How reservoir_model() Works

The bores.reservoir_model() factory follows this sequence:

  1. Validate inputs: Check grid shapes match, saturations sum to 1, values are in physical ranges.
  2. Estimate missing oil properties: From oil specific gravity, viscosity, and bubble point, compute \(R_s\), \(B_o\), \(c_o\), density, and live oil viscosity using PVT correlations.
  3. Estimate gas properties: From gas specific gravity and reservoir conditions, compute \(Z\), \(B_g\), \(\mu_g\), and gas density.
  4. Estimate water properties: From water specific gravity, compute \(B_w\), \(c_w\), \(\mu_w\), and water density.
  5. Build the grid: Construct the internal grid data structure with transmissibilities and cell volumes.
  6. Return the model: An immutable ReservoirModel object.
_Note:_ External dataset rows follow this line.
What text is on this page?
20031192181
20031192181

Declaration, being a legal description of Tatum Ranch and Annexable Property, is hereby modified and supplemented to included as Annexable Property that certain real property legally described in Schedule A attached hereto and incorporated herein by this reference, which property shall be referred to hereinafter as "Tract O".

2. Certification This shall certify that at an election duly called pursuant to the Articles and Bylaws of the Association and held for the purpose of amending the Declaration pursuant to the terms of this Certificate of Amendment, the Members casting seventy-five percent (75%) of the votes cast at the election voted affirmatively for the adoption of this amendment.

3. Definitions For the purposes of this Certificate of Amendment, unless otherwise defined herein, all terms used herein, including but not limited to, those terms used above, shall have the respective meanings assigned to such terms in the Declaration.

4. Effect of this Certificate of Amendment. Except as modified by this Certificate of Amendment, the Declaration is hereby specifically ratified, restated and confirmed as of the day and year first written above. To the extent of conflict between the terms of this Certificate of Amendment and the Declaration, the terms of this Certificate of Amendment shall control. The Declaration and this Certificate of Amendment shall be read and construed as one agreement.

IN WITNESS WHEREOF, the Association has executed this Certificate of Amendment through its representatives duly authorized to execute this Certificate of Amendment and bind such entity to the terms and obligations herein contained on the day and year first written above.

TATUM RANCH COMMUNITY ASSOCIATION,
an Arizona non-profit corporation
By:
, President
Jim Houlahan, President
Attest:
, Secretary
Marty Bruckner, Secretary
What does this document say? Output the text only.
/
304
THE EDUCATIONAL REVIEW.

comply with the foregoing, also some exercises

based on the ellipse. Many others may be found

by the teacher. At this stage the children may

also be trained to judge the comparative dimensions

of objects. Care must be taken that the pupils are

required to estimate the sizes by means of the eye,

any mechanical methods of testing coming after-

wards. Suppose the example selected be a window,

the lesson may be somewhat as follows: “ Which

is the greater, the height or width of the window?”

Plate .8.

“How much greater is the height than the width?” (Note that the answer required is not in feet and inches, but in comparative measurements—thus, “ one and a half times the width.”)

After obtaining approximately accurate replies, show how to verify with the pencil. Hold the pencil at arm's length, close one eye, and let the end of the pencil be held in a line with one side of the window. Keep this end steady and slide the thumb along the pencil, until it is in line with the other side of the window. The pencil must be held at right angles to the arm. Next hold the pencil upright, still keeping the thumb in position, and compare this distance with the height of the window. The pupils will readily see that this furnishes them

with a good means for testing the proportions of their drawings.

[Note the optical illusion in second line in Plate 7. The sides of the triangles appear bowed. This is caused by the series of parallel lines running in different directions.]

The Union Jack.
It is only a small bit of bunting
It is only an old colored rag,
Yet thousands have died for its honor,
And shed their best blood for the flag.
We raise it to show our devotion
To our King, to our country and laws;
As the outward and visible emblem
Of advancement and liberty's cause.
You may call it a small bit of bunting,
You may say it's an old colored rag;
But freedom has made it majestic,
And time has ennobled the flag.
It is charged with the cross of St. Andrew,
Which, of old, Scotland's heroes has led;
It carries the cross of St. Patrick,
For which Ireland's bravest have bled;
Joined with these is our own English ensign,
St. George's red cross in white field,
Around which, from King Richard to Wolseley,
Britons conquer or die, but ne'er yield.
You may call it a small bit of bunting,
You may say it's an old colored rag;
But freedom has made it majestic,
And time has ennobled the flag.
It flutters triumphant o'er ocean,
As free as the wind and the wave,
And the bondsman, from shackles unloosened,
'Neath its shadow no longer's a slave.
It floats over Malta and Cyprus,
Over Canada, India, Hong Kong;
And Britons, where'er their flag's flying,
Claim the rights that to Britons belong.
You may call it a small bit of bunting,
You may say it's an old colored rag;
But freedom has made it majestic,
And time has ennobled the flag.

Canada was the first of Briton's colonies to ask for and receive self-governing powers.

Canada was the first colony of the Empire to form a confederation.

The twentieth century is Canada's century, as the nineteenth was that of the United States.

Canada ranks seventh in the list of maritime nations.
You can override any computed property by providing it explicitly. For example, if you have lab-measured gas viscosity, pass gas_viscosity_grid and BORES will use your values instead of the Lee-Gonzalez correlation.


Accessing Fluid Properties

After building the model, you can inspect all computed fluid properties:

import bores

model = bores.reservoir_model(...)

# Oil properties
Rs = model.fluid_properties.solution_gas_oil_ratio_grid    # SCF/STB
Bo = model.fluid_properties.oil_formation_volume_factor_grid  # RB/STB
oil_density = model.fluid_properties.oil_density_grid       # lbm/ft³

# Gas properties
Bg = model.fluid_properties.gas_formation_volume_factor_grid  # RB/SCF
z_factor = model.fluid_properties.gas_compressibility_factor_grid

# Pressure and saturation
pressure = model.fluid_properties.pressure_grid
So = model.fluid_properties.oil_saturation_grid
Sw = model.fluid_properties.water_saturation_grid
Sg = model.fluid_properties.gas_saturation_grid

All properties are NumPy arrays with the same shape as your grid.

Correlation Limitations

PVT correlations are empirical fits to experimental data and have limited accuracy. They work well for conventional light-to-medium oils (25-45 API) with hydrocarbon gases. For heavy oils (below 20 API), CO2-rich systems, or near-critical fluids, consider using PVT tables from equation-of-state calculations or laboratory measurements. See PVT Tables for details.